Conoscere noi medesimi significa conoscere l'anima che ci comanda.
Medici e maestri di palestra non conoscono se stessi ma solo l'essere medico o maestro di palestra.
I lavoratori della terra e gli altri operai conoscono cose ancora più remote perché conoscono solo le cose del corpo, cioè quelle che al corpo dan nutrimento.
Se sapienza è conoscere se stessi, nessuno è sapiente perché conosce la sua arte. Chi ha cura del corpo e delle sue cose non ha cura di se medesimo, chi ha cura della ricchezza ha cura di cose ancora più remote ed estranee.
Chi si innamora di Alcibiade ama il suo corpo, non la sua anima e si allontana quando il corpo non è più in fiore mentre chi ama l'anima rimane finché questa non pervenga al suo meglio.
Per questo Socrate è rimasto vicino ad Alcibiade quando il suo corpo è sfiorito mentre gli altri si sono allontanati.
"Procura dunque che tu divenga, quanto puoi, bellissimo nell'anima".
Se un'anima vuole conoscere se medesima deve guardarsi in un'anima somigliante, nella parte dove si trova la sapienza. Questa parte dell'anima somiglia alla divina natura e se qualcuno riguardasse in quella, conoscendo tutto ciò che è divino, conoscerebbe perfettamente se medesimo.
Conoscere se stessi è sapienza.
Chi non conosce Alcibiade non può conoscere neanche le sue cose. Se non conosciamo noi stessi non possiamo conoscere nemmeno le nostre cose. Tanto meno possiamo conoscere le cose delle nostre cose.
Chi ignora le cose sue non può conoscere le altrui, in particolare quelle della città. Non sarà quindi uomo politico, commetterà errori ed errando farà male le cose sue e quelle del comune, e sarà miserabile. E miserabili saranno anche quelli a cui farà male. Dunque nessuno può essere felice se non è savio e buono. Gli uomini cattivi sono miserabili.
Senza virtù le città non possono essere felici, quindi chi le governa deve comunicare la virtù ai cittadini e nessuno può dare ciò che non ha, perché chi vuole governare deve prima procurare la virtù a se stesso.
Non devi procurare a te stesso e alla città potenza e libertà di fare ciò che si voglia, ma giustizia e sapienza. Così tu e la tua città sarete cari a Dio. Riflettendovi in ciò che è divino e splendente, dall'alto vedrete e conoscerete ciò che è vostro bene.
Operando così sarete felici, al contrario operando ingiustamente e guardando dove è tenebra userete cose empie e tenebrose ignorando voi stessi.

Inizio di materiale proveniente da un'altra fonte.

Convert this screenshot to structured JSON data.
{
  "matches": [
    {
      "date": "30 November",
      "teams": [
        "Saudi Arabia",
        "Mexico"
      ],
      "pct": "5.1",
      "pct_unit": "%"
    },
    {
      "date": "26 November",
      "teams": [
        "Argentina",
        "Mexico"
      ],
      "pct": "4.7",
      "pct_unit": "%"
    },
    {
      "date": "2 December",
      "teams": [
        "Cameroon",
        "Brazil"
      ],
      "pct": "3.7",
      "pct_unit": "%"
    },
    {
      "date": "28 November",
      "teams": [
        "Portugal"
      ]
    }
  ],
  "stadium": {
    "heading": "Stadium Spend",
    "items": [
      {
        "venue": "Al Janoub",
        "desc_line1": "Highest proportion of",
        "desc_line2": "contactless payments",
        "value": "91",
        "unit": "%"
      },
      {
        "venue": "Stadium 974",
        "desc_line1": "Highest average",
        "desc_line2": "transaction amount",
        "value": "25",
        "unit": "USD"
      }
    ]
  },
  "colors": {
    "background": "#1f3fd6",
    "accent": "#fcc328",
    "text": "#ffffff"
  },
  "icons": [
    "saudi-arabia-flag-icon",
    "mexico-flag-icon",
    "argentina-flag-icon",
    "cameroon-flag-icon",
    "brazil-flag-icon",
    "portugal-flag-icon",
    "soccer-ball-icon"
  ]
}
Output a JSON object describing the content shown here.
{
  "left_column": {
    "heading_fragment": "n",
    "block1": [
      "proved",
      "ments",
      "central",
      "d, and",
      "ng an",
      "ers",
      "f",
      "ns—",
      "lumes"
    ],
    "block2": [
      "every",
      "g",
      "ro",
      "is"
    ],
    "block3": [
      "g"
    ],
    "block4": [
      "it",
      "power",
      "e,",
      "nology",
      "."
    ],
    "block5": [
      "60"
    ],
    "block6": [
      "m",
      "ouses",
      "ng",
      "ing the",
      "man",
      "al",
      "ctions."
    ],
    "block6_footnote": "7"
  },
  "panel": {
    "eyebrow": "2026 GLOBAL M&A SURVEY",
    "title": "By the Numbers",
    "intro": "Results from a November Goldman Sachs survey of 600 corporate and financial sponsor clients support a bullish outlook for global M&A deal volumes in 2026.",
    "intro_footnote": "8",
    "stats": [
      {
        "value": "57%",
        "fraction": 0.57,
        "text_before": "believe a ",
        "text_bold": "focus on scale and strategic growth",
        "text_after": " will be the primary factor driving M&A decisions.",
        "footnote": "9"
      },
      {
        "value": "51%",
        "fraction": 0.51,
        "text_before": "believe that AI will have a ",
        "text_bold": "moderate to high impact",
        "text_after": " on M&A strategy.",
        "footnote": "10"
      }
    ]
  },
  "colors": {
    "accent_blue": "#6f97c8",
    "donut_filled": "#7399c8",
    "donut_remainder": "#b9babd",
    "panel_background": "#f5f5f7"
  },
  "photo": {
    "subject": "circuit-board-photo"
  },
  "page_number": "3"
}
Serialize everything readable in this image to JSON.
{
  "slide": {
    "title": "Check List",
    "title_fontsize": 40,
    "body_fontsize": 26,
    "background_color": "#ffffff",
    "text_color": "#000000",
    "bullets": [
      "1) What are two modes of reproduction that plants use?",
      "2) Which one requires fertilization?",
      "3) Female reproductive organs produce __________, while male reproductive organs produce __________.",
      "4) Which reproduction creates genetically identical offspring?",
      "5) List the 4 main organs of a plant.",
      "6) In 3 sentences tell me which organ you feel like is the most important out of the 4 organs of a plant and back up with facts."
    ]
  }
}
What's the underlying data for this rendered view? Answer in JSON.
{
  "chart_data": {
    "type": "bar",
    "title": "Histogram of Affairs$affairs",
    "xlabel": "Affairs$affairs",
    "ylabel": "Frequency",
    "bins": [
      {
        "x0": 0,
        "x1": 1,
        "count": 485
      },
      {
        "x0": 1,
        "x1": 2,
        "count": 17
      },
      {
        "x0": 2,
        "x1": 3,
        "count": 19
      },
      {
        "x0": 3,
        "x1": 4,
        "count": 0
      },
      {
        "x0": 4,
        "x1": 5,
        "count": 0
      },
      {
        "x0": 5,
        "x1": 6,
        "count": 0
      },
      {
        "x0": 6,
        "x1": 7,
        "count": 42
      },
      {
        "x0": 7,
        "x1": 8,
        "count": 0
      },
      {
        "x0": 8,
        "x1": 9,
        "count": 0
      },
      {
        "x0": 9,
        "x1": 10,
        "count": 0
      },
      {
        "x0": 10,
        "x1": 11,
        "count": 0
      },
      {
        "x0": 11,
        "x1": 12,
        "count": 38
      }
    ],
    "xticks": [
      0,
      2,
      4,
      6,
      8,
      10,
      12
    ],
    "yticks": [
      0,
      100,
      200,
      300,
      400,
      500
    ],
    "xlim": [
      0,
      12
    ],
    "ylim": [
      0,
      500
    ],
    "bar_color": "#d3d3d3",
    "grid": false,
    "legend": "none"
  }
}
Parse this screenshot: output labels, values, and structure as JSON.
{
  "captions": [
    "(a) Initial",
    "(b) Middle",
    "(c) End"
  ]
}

A quello che abbia potestà di fare ciò che vuole e sia dissennato toccherà la rovina come al malato che non ascolti il medico e come alle navi pilotate da un timoniere incompetente.
Dunque non si procuri la tirannia ma la virtù per essere felici e se la virtù manca è meglio essere governati da colui che è più buono.
Il meglio è bello, il bello è convenevole, la cattiveria è da servi, la virtù da uomini liberi.
Infine Alcibiade ha appreso quanto Socrate gli ha spiegato e afferma che comincerà subito a prendere cura della virtù.
Socrate chiude con una previsione pessimistica: ha paura che la loro città alla fine soggiogherà entrambi.